As for Al Qaeda's idea of violent jihad, Imam calls it "a corrupt, wayward school [of Islamic thinking] to justify excess in shedding blood." In order to sell it, the group launched "media propaganda to promote the corrupt idea that America is the cause of all the ills afflicting Muslims."
Imam's latest attacks on Zawahiri are so vituperative that some analysts say he has damaged his own credibility. "This is an embarrassment," former Islamic Jihad member Kamal Habib told Agence France-Presse in Cairo. "I don't think he realizes what this does to his image."
McCants argues that Imam's arguments will likely be most influential outside Al Qaeda's inner circle of die-hard jihadis. "We shouldn't be assessing the impact of Imam's book on jihadis but rather on neutral pious, educated Arabs, particularly high school and college-age youth, whom Imam considers his primary audience," McCants wrote on his website.
McCants also singles out Imam's "vigorous rejection of the victimization" theme in jihadist thinking.
"The cause of Muslims' problems is Muslims themselves," Imam writes. Noting that Muslims are killing Sudanese in Darfur, Imam asks: "What was the reason the US opened the Guantánamo Bay prison in Cuba for imprisoning Muslims? Bin Laden's stupidity…. Putting blame on others while not accepting it yourself ... is the school of Satan."
Some analysts say Imam's writings are not all that significant because he does not reject jihad per se, only Al Qaeda's tactics.
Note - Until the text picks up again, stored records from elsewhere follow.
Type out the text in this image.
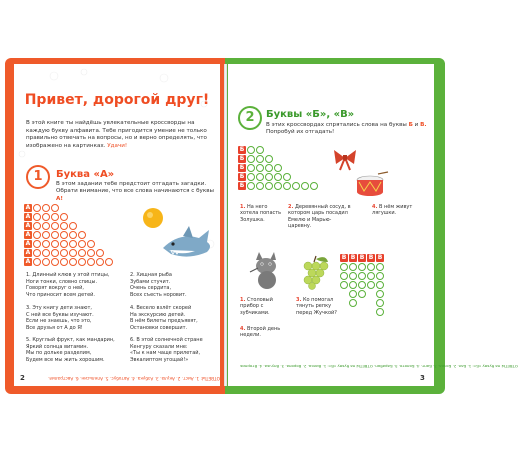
Привет, дорогой друг!
В этой книге ты найдёшь увлекательные кроссворды на каждую букву алфавита. Тебе пригодится умение не только правильно отвечать на вопросы, но и верно определять, что изображено на картинках. Удачи!
1	Буква «А»
В этом задании тебе предстоит отгадать загадки. Обрати внимание, что все слова начинаются с буквы А!
А
А
А
А
А
А
А
1. Длинный клюв у этой птицы,
Ноги тонки, словно спицы.
Говорят вокруг о ней,
Что приносит всем детей.
2. Хищная рыба
Зубами стучит.
Очень сердита,
Всех съесть норовит.
3. Эту книгу дети знают,
С ней все буквы изучают.
Если не знаешь, что это,
Все друзья от А до Я!
4. Весело взлёт скорей
На экскурсию детей.
В нём билеты предъявят,
Остановки совершит.
5. Круглый фрукт, как мандарин,
Яркий солнца витамин.
Мы по дольке разделим,
Будем все мы жить хорошим.
6. В этой солнечной стране
Кенгуру сказали мне:
«Ты к нам чаще прилетай,
Эвкалиптом угощай!»
ОТВЕТЫ: 1. Аист. 2. Акула. 3. Азбука. 4. Автобус. 5. Апельсин. 6. Австралия.
2
2	Буквы «Б», «В»
В этих кроссвордах спрятались слова на буквы Б и В. Попробуй их отгадать!
Б
Б
Б
Б
Б
1. На него хотела попасть Золушка.
2. Деревянный сосуд, в котором царь посадил Емелю и Марью-царевну.
4. В нём живут лягушки.
В В В В В
1. Столовый прибор с зубчиками.
3. Ко помогал тянуть репку перед Жучкой?
4. Второй день недели.
ОТВЕТЫ на букву «Б»: 1. Бал. 2. Бочка. 3. Бант. 4. Болото. 5. Барабан. ОТВЕТЫ на букву «В»: 1. Вилка. 2. Ворона. 3. Внучка. 4. Вторник
3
But a total abandonment of jihad would be tantamount to rejecting a Koranic concept integral to Islam since its inception, leaving Imam with no credibility.
For centuries, jihad was embedded in the legal framework of Islamic law, or sharia, making it pretty much the prerogative of an Islamic ruler, that is, of the state. Sharia also imposed clear rules on jihad, prohibiting the slaughter of innocent civilians, for example. It is this legal framework that Al Qaeda has tossed aside in its glorification of jihad.
Perhaps Zawahiri's strongest argument against Imam is that he is a prisoner. Indeed, some passages in Imam's latest book seem made-to-order for intelligence agencies. For example, he writes, "Regardless of the legitimacy of their presence, the American forces did not kill a single Muslim in Saudi Arabia during their presence there after Iraq's invasion of Kuwait in 1990."
He does not mention Iraqi deaths caused by US forces during the war in Iraq. Instead, he focuses on Al Qaeda in Iraq, which he said "killed far more Iraqis than it killed Americans."